December 24 – Everything’s OK. What was the best moment that could serve as proof that everything is going to be alright? And how will you incorporate that discovery into the year ahead? (Author: Kate Inglis)

Everything isn’t going to be alright. Life will be alright in the end, I think, because a lot of what makes life okay is attitude and outlook. Moving on and embracing life in the face of failure, tragedy and death.

But everything? No, every little thing isn’t going to be alright. What’s alright is that I’m going to keep trying to be okay even though every little thing isn’t. And some big things too.

There’s been a lot of moments this year that had the “Everything is definitely going to be okay!” feeling. Moments wrapped in feelings of love and safety and pride and accomplishment. Passing a class I really struggled with. Getting honors in a class I studied thoroughly for and actually understood. Realizing that I definitely can do this whole medical school thing, and well!

But then later comes the realization that it was just a moment. School is a tangible thing, but other aspects of life are murky. A few good hours are in no way a promise that things will always be that way. You can fall in love and get married, but no one can tell you how long you will have together, no one can tell you that when they walk out that door, they’re coming back. (I went through a phase in life where every time someone left the house, I wondered if that was the last time I’d see them. I didn’t panic each time; I was just coming to terms with the concept).

For me, it’s not about moments giving me a false sense of security. It’s about moments motivating me to keep going.  Maybe later in life I will have some proof moments, but right now my life is all about earning the state of okay. Okay is taking work. Okay is taking commitment. Okay is taking trust and faith. Okay is not a pre-defined equation just waiting to be solved.  I’m still figuring out what the equation is.

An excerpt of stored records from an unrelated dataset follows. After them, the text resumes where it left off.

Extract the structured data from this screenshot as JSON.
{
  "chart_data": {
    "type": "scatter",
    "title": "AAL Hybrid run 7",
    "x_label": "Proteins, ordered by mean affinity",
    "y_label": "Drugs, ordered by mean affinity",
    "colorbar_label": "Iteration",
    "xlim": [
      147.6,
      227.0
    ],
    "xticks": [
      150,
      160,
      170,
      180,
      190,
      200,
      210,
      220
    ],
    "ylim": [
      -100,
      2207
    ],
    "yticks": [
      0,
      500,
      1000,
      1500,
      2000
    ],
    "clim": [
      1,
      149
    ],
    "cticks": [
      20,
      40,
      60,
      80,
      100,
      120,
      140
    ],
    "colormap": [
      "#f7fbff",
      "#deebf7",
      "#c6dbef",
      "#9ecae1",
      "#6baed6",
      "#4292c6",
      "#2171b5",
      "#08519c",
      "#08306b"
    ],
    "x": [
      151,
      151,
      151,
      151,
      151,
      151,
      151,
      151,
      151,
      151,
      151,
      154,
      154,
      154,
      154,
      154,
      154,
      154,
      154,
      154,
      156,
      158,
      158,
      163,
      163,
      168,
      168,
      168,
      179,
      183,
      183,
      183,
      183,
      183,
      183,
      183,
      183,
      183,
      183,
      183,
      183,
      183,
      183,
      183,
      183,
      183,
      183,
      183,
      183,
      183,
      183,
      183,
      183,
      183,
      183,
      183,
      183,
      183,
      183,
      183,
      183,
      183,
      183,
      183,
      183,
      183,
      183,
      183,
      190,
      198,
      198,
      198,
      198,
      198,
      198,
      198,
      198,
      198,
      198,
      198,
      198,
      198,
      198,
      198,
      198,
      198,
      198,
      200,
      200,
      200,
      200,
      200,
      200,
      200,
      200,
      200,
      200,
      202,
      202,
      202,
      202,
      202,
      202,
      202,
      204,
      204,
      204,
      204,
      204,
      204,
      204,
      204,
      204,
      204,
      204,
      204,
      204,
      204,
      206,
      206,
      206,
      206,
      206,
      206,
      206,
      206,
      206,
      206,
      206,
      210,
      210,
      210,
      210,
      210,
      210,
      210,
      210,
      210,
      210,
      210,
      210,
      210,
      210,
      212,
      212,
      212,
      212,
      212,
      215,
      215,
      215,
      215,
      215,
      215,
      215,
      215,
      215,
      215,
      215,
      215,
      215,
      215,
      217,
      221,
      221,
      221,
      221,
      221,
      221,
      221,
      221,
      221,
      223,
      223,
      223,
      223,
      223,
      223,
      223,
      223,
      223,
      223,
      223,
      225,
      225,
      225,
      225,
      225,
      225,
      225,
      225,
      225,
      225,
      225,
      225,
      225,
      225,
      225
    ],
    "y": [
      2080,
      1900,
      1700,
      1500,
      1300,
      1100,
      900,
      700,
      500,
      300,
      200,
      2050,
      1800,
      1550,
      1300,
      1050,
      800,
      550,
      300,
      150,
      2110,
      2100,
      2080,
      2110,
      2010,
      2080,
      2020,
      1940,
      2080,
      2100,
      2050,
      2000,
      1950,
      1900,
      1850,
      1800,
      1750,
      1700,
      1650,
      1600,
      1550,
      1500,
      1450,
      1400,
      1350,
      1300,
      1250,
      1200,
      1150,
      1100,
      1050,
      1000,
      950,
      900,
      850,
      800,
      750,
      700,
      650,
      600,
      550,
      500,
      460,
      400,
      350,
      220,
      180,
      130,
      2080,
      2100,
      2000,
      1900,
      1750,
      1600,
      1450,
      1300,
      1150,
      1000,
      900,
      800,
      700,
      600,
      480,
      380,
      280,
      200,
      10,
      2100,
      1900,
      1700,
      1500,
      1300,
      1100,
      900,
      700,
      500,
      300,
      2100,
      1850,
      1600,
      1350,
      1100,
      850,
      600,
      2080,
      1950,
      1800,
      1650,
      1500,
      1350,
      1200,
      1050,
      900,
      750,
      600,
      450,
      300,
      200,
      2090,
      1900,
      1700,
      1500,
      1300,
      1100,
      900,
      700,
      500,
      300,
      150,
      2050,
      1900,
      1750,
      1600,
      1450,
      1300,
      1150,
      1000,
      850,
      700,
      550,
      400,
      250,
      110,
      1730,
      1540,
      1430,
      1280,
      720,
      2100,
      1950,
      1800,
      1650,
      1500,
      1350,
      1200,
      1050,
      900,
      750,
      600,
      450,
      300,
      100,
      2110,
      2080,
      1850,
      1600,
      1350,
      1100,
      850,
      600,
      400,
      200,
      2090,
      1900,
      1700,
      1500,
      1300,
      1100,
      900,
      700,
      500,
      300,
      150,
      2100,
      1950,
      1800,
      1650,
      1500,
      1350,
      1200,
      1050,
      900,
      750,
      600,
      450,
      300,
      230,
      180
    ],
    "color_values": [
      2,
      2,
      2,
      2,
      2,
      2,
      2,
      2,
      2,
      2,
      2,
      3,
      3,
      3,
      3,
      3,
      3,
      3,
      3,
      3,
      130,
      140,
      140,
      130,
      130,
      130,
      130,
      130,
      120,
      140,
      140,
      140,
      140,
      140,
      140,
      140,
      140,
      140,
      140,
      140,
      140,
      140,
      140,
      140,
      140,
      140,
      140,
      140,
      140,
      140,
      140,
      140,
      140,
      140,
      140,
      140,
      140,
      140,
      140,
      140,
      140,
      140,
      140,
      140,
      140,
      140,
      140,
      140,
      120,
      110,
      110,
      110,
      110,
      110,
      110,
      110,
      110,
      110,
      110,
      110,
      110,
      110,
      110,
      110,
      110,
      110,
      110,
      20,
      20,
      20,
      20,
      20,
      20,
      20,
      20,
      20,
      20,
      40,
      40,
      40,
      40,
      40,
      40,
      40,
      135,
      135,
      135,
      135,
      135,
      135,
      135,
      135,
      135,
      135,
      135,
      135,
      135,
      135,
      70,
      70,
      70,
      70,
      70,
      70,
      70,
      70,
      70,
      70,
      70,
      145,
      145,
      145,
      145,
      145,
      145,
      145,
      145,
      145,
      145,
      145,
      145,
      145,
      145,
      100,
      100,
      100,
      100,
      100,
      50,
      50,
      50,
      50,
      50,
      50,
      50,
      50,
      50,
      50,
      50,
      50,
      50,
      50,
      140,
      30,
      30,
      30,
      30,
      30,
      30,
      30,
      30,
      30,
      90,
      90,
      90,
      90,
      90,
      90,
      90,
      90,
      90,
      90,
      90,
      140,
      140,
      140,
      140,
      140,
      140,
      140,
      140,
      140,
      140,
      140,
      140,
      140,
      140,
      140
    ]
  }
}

This post brought to you by the realization that I couldn’t use the moments I wanted, those happy fuzzy warm moments, as proof that everything will be okay, not only because some are too personal for the direction of this blog, but because I don’t believe that they’re proof.

In other news, my niece’s adorableness factor has increased by like a thousand now that she can walk. I didn’t think she could get that much cuter, but I was so, so wrong.